Cracking idea, but, OP, make sure you cancel it as soon as she leaves your front door. Upon your woman's exit from said door, follow her to her favourite shop, and watch her face as the girl behind the counter says "sorry, madam, the card has been cancelled, you'll have to put that £3,000 dress back on the rack.......and everyone in the shop will be watching and laughing at you".

That should put an end to her designs on your possessions: this isn't a charity show.




xxblushesxx -> RE: homework for subs? (1/20/2008 9:44:34 AM)

Honey Master did give me a card, but, I haven't bought any expensive dresses with it....yet...[:-][;)]




NorthernGent -> RE: homework for subs? (1/20/2008 9:44:54 AM)

Have her research something you're interested in, with the intention being for her to educate you on the matter.

If there's an area where she needs to improve, steer her towards that, e.g. cooking.

At all costs, don't let her go wandering 'round the shops like she's on holiday - she ain't.




NorthernGent -> RE: homework for subs? (1/20/2008 9:52:58 AM)

quote:

ORIGINAL: xxblushesxx

Honey Master did give me a card, but, I haven't bought any expensive dresses with it....yet...[:-][;)]



Good luck to the two of you - there's no accounting for taste.

I tend to take a different approach.

Usually, I restrict card offerings to birthday cards............"Happy Birthday, why haven't you done the washing?
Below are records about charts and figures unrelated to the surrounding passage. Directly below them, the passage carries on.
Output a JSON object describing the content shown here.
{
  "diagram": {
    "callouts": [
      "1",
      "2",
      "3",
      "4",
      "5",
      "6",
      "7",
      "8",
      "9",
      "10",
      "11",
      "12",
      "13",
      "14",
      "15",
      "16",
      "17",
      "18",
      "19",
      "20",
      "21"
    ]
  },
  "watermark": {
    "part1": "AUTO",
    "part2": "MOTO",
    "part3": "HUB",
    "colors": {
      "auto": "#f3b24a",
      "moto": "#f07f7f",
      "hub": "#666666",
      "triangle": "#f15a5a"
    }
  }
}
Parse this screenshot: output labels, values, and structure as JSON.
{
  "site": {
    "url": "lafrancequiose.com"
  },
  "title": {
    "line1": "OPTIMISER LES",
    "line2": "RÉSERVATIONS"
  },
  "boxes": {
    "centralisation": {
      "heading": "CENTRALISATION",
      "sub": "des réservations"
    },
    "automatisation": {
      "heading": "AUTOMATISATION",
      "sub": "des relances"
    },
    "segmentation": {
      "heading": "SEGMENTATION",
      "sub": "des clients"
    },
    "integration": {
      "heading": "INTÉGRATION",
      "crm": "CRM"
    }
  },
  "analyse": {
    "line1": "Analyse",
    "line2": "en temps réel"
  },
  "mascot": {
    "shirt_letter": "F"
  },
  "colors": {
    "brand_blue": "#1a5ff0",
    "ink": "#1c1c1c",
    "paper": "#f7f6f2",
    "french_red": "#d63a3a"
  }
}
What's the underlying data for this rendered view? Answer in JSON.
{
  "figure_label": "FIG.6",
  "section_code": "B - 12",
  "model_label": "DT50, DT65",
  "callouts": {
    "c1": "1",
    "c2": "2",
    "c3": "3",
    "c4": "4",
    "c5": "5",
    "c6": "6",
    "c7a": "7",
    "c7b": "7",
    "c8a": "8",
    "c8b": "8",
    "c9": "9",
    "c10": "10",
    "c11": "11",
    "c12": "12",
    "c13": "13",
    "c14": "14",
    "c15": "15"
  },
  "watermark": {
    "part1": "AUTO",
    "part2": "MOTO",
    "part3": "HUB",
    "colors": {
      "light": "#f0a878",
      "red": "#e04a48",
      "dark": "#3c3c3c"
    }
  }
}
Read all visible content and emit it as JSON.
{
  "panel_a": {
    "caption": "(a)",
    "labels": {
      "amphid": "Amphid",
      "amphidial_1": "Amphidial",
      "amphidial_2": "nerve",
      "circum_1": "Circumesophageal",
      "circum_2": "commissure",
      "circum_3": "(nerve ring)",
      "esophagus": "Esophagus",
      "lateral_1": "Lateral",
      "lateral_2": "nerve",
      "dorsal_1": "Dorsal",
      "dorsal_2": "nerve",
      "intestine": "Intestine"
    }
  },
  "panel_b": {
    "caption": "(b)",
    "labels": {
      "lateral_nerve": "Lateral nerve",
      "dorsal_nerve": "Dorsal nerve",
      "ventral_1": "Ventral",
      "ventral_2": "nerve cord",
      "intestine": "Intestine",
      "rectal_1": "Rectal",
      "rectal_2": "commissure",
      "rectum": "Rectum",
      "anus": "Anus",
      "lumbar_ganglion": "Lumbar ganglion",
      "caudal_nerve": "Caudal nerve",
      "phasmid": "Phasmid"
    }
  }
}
All the very best of English luck for the coming year, X"




xxblushesxx -> RE: homework for subs? (1/20/2008 10:10:51 AM)

Well, it's because...
He trusts me!!!
And I live up to His trust in me, and don't take advantage of His genorosity.
In fact, He complains that I never let Him buy me anything.
He practically has to beg. *lol* 'tis true.
He does so much for me, I would never want to take advantage of Him.

~Christina




PanthersMom -> RE: homework for subs? (1/20/2008 10:20:33 AM)

so they know they are owned?  they don't know already?  now if you're looking for reinforcing that bond, journaling is nice, it gives you something to discuss.  giving them a task to complete in x amount of time, say a month to work up to x number of pushups and sit ups, something that will get them in a good habit, that would be helpful as well.  that will reinforce the idea that you are looking after their well-being, helping them improve on themselves.  in my book, nothing can replace actually being there, but to each their own.

PM




NorthernGent -> RE: homework for subs? (1/20/2008 10:33:56 AM)

quote:

ORIGINAL: xxblushesxx

He does so much for me, I would never want to take advantage of Him.

~Christina


Hmmmm, I don't know him, but I suspect that "taking advantage of him" may well lead to him doing an awful lot more for you - such as making sure you don't do it again.




LuckyAlbatross -> RE: homework for subs? (1/20/2008 11:24:16 AM)

I agree with Tammy Jo- whatever you decide to give, make sure it's actually meaningful to who you are now and who you want to become.  Busy work will just make everyone frustrated in the end.